Год спустя «Мертвый дом» больше не держал автора на цепи. Ф. М. определенно входил в моду — пользовался сочувствием и возбуждал участие. «И кто не желал выслушать рассказа о темном и страшном быте каторги из уст даровитого литератора, который сам провел четыре года в ссылке среди всякого рода преступников и несчастных? Самая фигура Достоевского с кротким и мрачным выражением на страдальческом лице и его несколько глухой, но трогающий голос сильно действовали на публику. Невольно приходило на ум сравнение его с Дантом: он казался выходцем из того сибирского ада, который знали только по неясным слухам.

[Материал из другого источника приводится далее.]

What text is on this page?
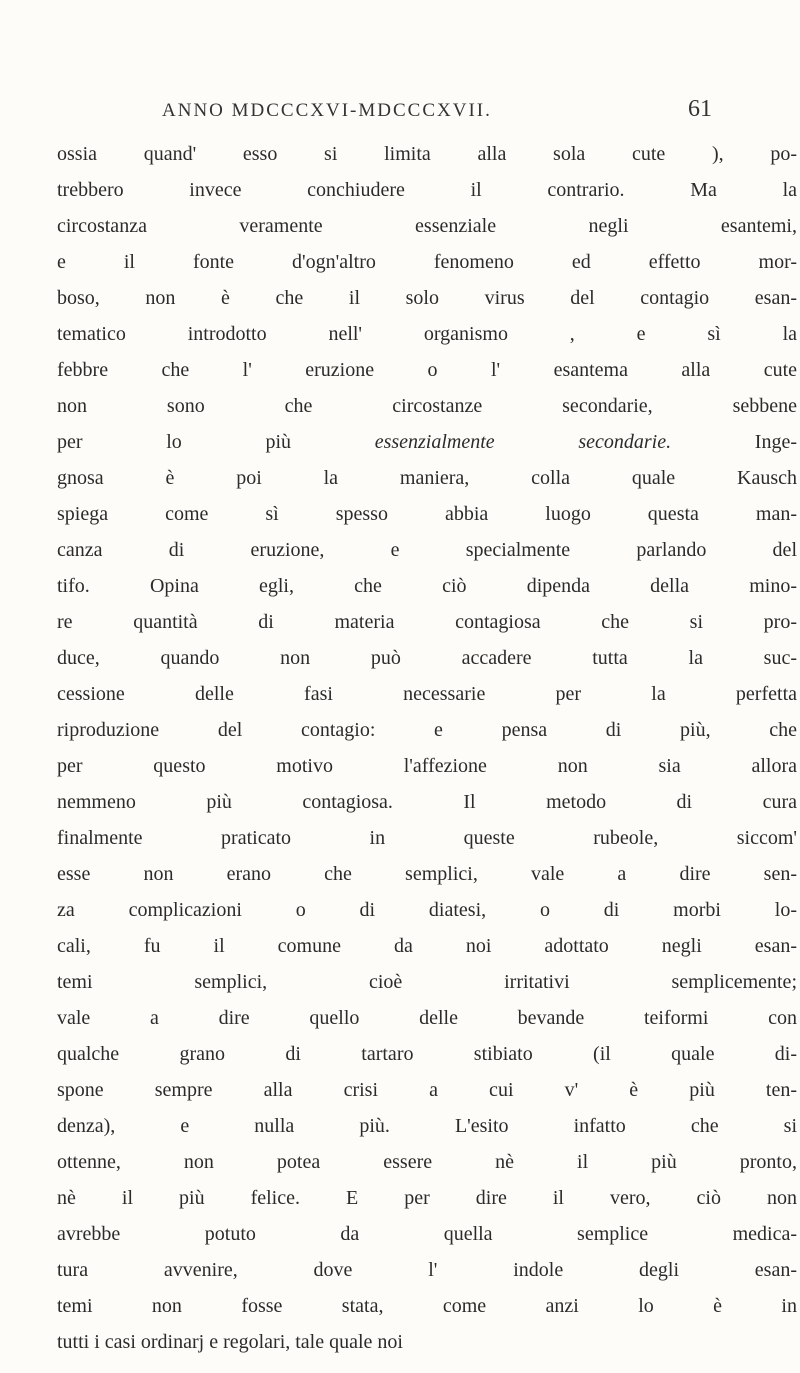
ANNO MDCCCXVI-MDCCCXVII.	61
ossia quand' esso si limita alla sola cute ), po-
trebbero invece conchiudere il contrario. Ma la
circostanza veramente essenziale negli esantemi,
e il fonte d'ogn'altro fenomeno ed effetto mor-
boso, non è che il solo virus del contagio esan-
tematico introdotto nell' organismo , e sì la
febbre che l' eruzione o l' esantema alla cute
non sono che circostanze secondarie, sebbene
per lo più essenzialmente secondarie. Inge-
gnosa è poi la maniera, colla quale Kausch
spiega come sì spesso abbia luogo questa man-
canza di eruzione, e specialmente parlando del
tifo. Opina egli, che ciò dipenda della mino-
re quantità di materia contagiosa che si pro-
duce, quando non può accadere tutta la suc-
cessione delle fasi necessarie per la perfetta
riproduzione del contagio: e pensa di più, che
per questo motivo l'affezione non sia allora
nemmeno più contagiosa. Il metodo di cura
finalmente praticato in queste rubeole, siccom'
esse non erano che semplici, vale a dire sen-
za complicazioni o di diatesi, o di morbi lo-
cali, fu il comune da noi adottato negli esan-
temi semplici, cioè irritativi semplicemente;
vale a dire quello delle bevande teiformi con
qualche grano di tartaro stibiato (il quale di-
spone sempre alla crisi a cui v' è più ten-
denza), e nulla più. L'esito infatto che si
ottenne, non potea essere nè il più pronto,
nè il più felice. E per dire il vero, ciò non
avrebbe potuto da quella semplice medica-
tura avvenire, dove l' indole degli esan-
temi non fosse stata, come anzi lo è in
tutti i casi ordinarj e regolari, tale quale noi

Обыкновенно на чтениях его встречали и провожали сочувственными рукоплесканиями», — писал Милюков.
«Мертвый дом» еще печатался во «Времени», производя на читателей потрясающее впечатление («...в авторе их видели как бы нового Данта, который спускался в ад тем более ужасный, чем он существовал не в воображении поэта, а в действительности»19), а автор уже заносил в записную книжку предполагаемый маршрут первого заграничного путешествия:
«Дрезден. Франкфурт am Mein, Гейдельберг. Мангейм. От Мангейма по Рейну до Кельна. Из Кельна в Брюссель. Париж». Впервые в жизни он хлопотал о заграничном паспорте; поездка за границу «для пользования гастейнскими водами и морскими купаниями в Биаррице» по запросу Министерства внутренних дел должны была быть «высочайше разрешена».
И, как бы оправдываясь за свой вояж, он писал брату Андрею:
«Я человек больной, постоянно больной, а дела в последнее время навалил на себя столько, что едва расхлебал. Не с моими силами брать на себя столько. Но, слава Богу: дело у нас удалось, зато здоровье мое до того расстроилось, что теперь (именно завтра) уезжаю за границу до сентября лечиться. У меня падучая, а сверх того много других мелких недугов, развившихся в Петербурге».

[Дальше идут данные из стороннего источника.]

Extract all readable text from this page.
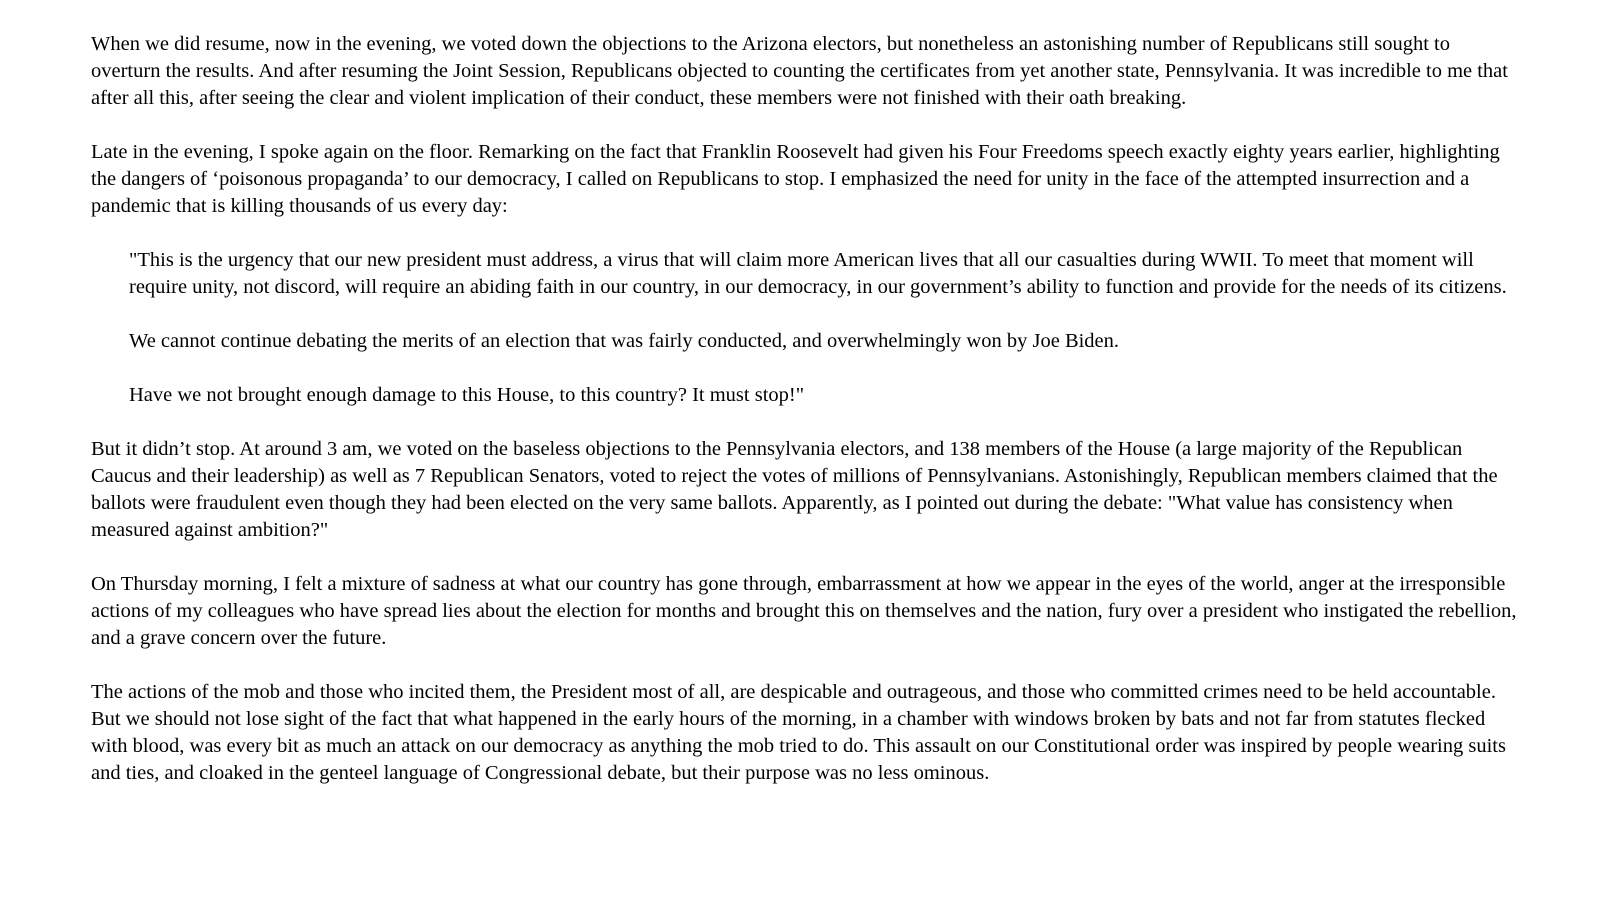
When we did resume, now in the evening, we voted down the objections to the Arizona electors, but nonetheless an astonishing number of Republicans still sought to overturn the results. And after resuming the Joint Session, Republicans objected to counting the certificates from yet another state, Pennsylvania. It was incredible to me that after all this, after seeing the clear and violent implication of their conduct, these members were not finished with their oath breaking.

Late in the evening, I spoke again on the floor. Remarking on the fact that Franklin Roosevelt had given his Four Freedoms speech exactly eighty years earlier, highlighting the dangers of ‘poisonous propaganda’ to our democracy, I called on Republicans to stop. I emphasized the need for unity in the face of the attempted insurrection and a pandemic that is killing thousands of us every day:

"This is the urgency that our new president must address, a virus that will claim more American lives that all our casualties during WWII. To meet that moment will require unity, not discord, will require an abiding faith in our country, in our democracy, in our government’s ability to function and provide for the needs of its citizens.

We cannot continue debating the merits of an election that was fairly conducted, and overwhelmingly won by Joe Biden.

Have we not brought enough damage to this House, to this country? It must stop!"

But it didn’t stop. At around 3 am, we voted on the baseless objections to the Pennsylvania electors, and 138 members of the House (a large majority of the Republican Caucus and their leadership) as well as 7 Republican Senators, voted to reject the votes of millions of Pennsylvanians. Astonishingly, Republican members claimed that the ballots were fraudulent even though they had been elected on the very same ballots. Apparently, as I pointed out during the debate: "What value has consistency when measured against ambition?"

On Thursday morning, I felt a mixture of sadness at what our country has gone through, embarrassment at how we appear in the eyes of the world, anger at the irresponsible actions of my colleagues who have spread lies about the election for months and brought this on themselves and the nation, fury over a president who instigated the rebellion, and a grave concern over the future.

The actions of the mob and those who incited them, the President most of all, are despicable and outrageous, and those who committed crimes need to be held accountable. But we should not lose sight of the fact that what happened in the early hours of the morning, in a chamber with windows broken by bats and not far from statutes flecked with blood, was every bit as much an attack on our democracy as anything the mob tried to do. This assault on our Constitutional order was inspired by people wearing suits and ties, and cloaked in the genteel language of Congressional debate, but their purpose was no less ominous.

Достоевский ехал один, без жены. «Жена моя остается в Петербурге. Денег нет, чтоб ехать вместе, да и нельзя ей своего сына (моего пасынка) оставить, который готовится к экзамену в гимназию». Пасынку было уже пятнадцать, рос он милым отроком, но вырос мало прилежным подростком, учился неважно, воспитатели его не жаловали, Ф. М. нанимал мальчику педагогов, но те, как правило, затруднялись сделать для него что-либо путное, и «вотчим» сердился на недобросовестных наставников.

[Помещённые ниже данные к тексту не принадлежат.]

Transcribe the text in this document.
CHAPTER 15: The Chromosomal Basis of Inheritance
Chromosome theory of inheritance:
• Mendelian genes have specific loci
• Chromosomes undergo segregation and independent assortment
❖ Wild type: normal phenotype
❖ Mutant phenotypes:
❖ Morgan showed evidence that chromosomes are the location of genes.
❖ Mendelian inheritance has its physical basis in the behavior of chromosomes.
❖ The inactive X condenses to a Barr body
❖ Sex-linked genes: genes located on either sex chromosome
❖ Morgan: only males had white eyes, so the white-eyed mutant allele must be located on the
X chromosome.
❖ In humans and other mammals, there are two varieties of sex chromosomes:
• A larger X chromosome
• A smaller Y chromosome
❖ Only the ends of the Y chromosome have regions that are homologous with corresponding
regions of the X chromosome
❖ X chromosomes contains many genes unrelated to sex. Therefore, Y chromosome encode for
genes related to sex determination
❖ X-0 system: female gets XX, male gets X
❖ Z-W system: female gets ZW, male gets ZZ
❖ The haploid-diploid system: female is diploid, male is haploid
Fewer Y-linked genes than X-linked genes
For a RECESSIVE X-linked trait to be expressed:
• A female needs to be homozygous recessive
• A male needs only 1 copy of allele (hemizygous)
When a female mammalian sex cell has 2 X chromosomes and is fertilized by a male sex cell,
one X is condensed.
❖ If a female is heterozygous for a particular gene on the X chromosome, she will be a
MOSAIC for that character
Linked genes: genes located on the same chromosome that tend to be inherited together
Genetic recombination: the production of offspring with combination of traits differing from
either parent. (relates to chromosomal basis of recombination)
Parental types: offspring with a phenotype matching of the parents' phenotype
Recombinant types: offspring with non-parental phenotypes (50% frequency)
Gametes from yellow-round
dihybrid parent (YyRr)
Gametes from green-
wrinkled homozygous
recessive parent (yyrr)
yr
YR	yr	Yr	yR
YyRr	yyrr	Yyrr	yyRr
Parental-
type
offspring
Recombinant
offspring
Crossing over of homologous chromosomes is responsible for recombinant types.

Вряд ли, однако, решение Достоевского путешествовать в одиночестве было связано только с нехваткой денег и нерадивостью Паши Исаева. Охлаждение и отчуждение между Ф. М. и его женой наступило давно, еще в Сибири; их брак оказался бездетным, гармония чувств и чувственности — недостижимой, надежды на прочный семейный очаг — иллюзорными, а теперь супруги и вовсе пребывали больше врозь, чем вместе. Писатель жил своей отдельной жизнью и о Марии Дмитриевне думал не столько в смысле страстной любви, сколько в плане заботы и ухода: она «все хворала», плохо переносила промозглые, гнилые петербургские зимы, проводя холодные месяцы в Москве или Владимире, куда иногда приезжал Ф. М. навестить больную. Он без жены бывал в театрах и на литературных вечерах, «холостяком» посещал с друзьями Павловск.